Publié le 17 novembre 2025 à 19h25. Un colonel de la police militaire de l’État d’Amazonas a été relevé de ses fonctions après la diffusion d’une vidéo choquante le montrant agressant physiquement son ex-femme dans une station-service de Manaus. L’incident, survenu en juin dernier, relance les accusations de violences conjugales qui pesaient déjà sur l’officier.
- Un colonel de la police militaire de l’État d’Amazonas a été démis de ses fonctions administratives suite à la diffusion d’une vidéo le montrant agressant son ex-femme.
- La victime, Yolanda, avait déjà déposé plainte pour violences domestiques en juin dernier, ce qui avait conduit au licenciement initial du colonel.

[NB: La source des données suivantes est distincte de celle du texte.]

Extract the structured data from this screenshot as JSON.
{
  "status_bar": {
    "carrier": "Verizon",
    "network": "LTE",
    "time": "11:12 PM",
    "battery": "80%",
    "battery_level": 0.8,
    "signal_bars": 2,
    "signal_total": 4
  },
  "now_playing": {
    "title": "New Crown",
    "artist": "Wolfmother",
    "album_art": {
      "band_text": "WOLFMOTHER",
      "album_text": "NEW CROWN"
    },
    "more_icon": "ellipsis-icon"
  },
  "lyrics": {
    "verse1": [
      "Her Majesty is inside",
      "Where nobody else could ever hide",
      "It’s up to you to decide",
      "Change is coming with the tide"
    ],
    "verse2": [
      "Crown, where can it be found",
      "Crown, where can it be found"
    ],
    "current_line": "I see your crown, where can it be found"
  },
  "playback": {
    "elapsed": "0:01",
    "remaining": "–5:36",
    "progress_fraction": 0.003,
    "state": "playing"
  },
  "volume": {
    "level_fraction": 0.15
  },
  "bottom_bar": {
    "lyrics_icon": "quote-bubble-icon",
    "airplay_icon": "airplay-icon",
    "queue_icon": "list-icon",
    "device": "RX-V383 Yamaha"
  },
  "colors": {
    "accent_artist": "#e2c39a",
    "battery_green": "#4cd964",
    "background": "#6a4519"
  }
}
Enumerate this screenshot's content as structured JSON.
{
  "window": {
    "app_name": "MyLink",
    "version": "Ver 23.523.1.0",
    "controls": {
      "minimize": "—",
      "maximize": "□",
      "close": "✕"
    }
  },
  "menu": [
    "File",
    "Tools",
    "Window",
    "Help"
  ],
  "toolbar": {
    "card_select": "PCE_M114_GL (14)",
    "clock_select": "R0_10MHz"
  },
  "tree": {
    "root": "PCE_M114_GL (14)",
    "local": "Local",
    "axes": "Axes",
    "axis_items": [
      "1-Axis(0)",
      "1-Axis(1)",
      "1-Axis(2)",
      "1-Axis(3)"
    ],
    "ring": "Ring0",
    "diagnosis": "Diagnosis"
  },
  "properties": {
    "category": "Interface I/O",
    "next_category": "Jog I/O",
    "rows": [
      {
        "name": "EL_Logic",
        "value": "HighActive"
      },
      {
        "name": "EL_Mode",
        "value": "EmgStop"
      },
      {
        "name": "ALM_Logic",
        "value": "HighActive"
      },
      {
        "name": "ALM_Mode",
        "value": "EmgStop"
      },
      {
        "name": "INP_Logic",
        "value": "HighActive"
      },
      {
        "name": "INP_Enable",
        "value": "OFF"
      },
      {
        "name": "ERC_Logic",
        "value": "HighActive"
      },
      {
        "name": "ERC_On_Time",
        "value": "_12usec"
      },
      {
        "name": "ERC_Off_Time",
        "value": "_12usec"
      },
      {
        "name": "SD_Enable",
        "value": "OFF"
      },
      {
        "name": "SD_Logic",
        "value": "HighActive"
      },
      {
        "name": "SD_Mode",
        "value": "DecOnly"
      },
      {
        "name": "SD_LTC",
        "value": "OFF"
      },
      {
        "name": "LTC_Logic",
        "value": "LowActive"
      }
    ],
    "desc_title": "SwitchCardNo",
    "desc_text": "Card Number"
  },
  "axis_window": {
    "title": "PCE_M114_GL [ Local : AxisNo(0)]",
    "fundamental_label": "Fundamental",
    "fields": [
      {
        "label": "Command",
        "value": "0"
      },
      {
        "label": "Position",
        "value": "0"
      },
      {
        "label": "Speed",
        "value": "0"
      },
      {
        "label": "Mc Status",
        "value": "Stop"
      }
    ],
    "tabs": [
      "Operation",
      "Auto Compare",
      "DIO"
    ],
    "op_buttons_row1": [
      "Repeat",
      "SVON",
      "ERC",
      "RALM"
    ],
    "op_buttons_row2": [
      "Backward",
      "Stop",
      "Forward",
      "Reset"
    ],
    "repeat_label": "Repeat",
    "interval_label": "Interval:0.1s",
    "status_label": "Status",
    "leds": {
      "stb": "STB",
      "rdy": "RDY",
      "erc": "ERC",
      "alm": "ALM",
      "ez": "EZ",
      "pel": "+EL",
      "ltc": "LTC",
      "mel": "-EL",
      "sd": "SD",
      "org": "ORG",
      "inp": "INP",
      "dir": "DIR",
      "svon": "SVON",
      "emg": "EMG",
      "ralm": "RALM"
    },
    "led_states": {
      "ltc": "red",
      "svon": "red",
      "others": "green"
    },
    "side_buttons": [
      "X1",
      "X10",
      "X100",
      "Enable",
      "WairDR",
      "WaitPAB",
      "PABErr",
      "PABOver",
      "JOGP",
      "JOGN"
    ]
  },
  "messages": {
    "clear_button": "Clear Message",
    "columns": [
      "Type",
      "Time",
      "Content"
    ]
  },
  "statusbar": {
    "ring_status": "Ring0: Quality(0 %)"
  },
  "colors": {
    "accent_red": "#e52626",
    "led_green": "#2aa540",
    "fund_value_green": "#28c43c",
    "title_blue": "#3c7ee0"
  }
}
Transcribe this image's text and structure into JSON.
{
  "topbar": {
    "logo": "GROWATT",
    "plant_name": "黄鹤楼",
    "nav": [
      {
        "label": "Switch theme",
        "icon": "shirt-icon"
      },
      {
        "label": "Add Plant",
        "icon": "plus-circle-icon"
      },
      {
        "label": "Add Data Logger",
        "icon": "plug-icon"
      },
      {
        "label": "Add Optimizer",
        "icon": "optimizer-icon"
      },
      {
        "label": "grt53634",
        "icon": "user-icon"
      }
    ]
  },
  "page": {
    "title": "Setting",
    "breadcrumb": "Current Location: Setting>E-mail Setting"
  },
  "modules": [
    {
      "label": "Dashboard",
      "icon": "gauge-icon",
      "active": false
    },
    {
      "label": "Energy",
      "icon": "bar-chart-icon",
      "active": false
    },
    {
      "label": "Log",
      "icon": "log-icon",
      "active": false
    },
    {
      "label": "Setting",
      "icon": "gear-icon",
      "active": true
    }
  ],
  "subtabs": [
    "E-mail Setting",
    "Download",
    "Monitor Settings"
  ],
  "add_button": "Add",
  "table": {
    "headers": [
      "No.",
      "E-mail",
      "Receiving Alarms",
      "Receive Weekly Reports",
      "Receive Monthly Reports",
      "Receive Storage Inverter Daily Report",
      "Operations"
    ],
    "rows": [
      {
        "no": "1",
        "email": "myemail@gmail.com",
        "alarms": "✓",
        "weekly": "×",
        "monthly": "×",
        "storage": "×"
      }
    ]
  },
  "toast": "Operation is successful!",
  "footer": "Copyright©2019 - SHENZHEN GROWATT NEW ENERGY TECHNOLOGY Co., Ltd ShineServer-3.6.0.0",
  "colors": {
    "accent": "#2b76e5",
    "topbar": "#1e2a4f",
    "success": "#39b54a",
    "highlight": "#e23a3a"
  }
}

- La vidéo, capturée dans une station-service à Manaus, montre le colonel frappant à plusieurs reprises son ex-femme au visage.
La vidéo, largement diffusée, montre le colonel Marquez, en short vert et t-shirt noir, au-dessus de Yolanda, qui tente de se débattre. Malgré sa chute, elle parvient brièvement à le repousser avant d’être ramenée au sol et frappée à plusieurs reprises. Des témoins de la scène sont visibles, mais n’interviennent pas. L’incident s’est produit le 4 juin dernier, aux alentours de 5 heures du matin, alors que l’ancien couple se disputait dans la station-service.
Selon Maître Alessandri, l’avocat de la victime, la dispute avait pour origine le refus du colonel de laisser Yolanda partir.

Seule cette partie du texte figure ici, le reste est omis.